Jacques Scott carries all of the wines that were featured at the tasting, including New Zealand sauvignon blanc Matua and Beringer’s private reserve cabernet.
Tukka is one of the leading vendors of Australian wines on the islands, adds executive chef and owner Ron Hargrave.
“We carry a lot of different wines from a lot of different regions but we specifically carry a lot of big, bold reds to match up with the kangaroo and a lot of the different game meats,” he says.
During the tasting, wines were paired with a menu of deep sea scallops, lobster bisque, jerked Muscovy duck breast and lamb cutlets, all prepared by Tukka. Dessert, a double chocolate lava cake, was served with Penfolds’ Club Tawny Port.
For those hesitant to dive into the world of fine wines, Copico encourages shoppers to branch out from time to time.
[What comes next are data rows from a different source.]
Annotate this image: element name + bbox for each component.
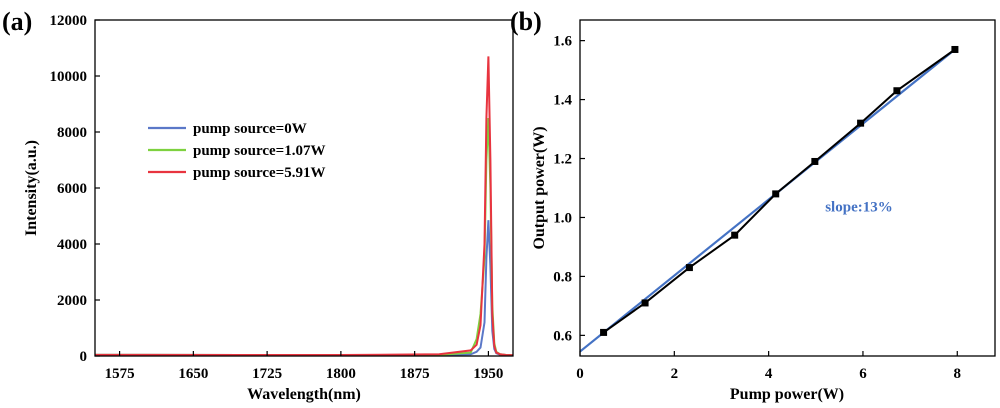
data-point-marker [811,157,819,165]
panel-a-legend: pump source=0W pump source=1.07W pump sour… [148,121,325,181]
x-tick-label: 1800 [326,366,356,382]
panel-a-x-ticks: 1575 1650 1725 1800 1875 1950 [105,351,503,382]
legend-label-pump-source-0w: pump source=0W [193,121,307,137]
panel-b: (b) 0 2 4 6 8 0.6 0.8 1.0 1.2 1.4 1.6 Pump power(… [510,7,996,403]
y-tick-label: 1.6 [553,34,572,50]
data-point-marker [951,45,959,53]
panel-b-plot-frame [579,19,996,357]
legend-label-pump-source-1-07w: pump source=1.07W [193,143,325,159]
panel-b-y-axis-title: Output power(W) [531,126,548,249]
y-tick-label: 0 [80,349,88,365]
panel-a: (a) 1575 1650 1725 1800 1875 1950 0 2000 4000 60… [2,7,514,403]
x-tick-label: 1575 [105,366,135,382]
data-point-marker [772,190,780,198]
y-tick-label: 1.2 [553,152,572,168]
panel-b-x-ticks: 0 2 4 6 8 [576,351,961,382]
data-point-marker [685,264,693,272]
x-tick-label: 8 [954,366,962,382]
panel-a-series-lines [95,56,514,357]
y-tick-label: 8000 [57,125,87,141]
panel-a-y-ticks: 0 2000 4000 6000 8000 10000 12000 [50,13,100,365]
x-tick-label: 4 [765,366,773,382]
panel-b-fit-line-group [579,48,956,353]
y-tick-label: 4000 [57,237,87,253]
series-line-pump-source-0w [95,220,514,357]
x-tick-label: 0 [576,366,584,382]
panel-a-plot-frame [94,19,514,357]
x-tick-label: 1650 [178,366,208,382]
y-tick-label: 0.8 [553,269,572,285]
y-tick-label: 12000 [50,13,88,29]
fit-line [579,48,956,353]
panel-a-x-axis-title: Wavelength(nm) [247,386,361,403]
panel-b-slope-annotation: slope:13% [825,200,893,216]
y-tick-label: 1.0 [553,210,572,226]
x-tick-label: 1875 [400,366,430,382]
y-tick-label: 1.4 [553,93,572,109]
panel-b-y-ticks: 0.6 0.8 1.0 1.2 1.4 1.6 [553,34,585,344]
panel-a-label: (a) [2,7,32,36]
panel-b-label: (b) [510,7,542,36]
data-point-marker [641,299,649,307]
data-point-marker [600,328,608,336]
y-tick-label: 2000 [57,293,87,309]
series-line-pump-source-5-91w [95,56,514,357]
y-tick-label: 6000 [57,181,87,197]
data-point-marker [857,119,865,127]
x-tick-label: 6 [859,366,867,382]
panel-b-x-axis-title: Pump power(W) [730,386,844,403]
x-tick-label: 1950 [473,366,503,382]
panel-a-y-axis-title: Intensity(a.u.) [23,140,40,236]
y-tick-label: 10000 [50,69,88,85]
y-tick-label: 0.6 [553,328,572,344]
data-point-marker [893,87,901,95]
legend-label-pump-source-5-91w: pump source=5.91W [193,165,325,181]
x-tick-label: 1725 [252,366,282,382]
panel-b-measured-series [600,45,959,336]
data-point-marker [731,231,739,239]
x-tick-label: 2 [671,366,679,382]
“Because wine has been put on a pedestal for many years, people are afraid to take that jump. But if you treat yourself once a month or every other month to a bottle that’s over $100, you’ll be pleasantly surprised with the quality,” he says.
Several of the wines featured at the tasting retail for under $100, including the Matua sauvignon blanc, Beringer’s chardonnay and Penfolds’ St. Henri Shiraz.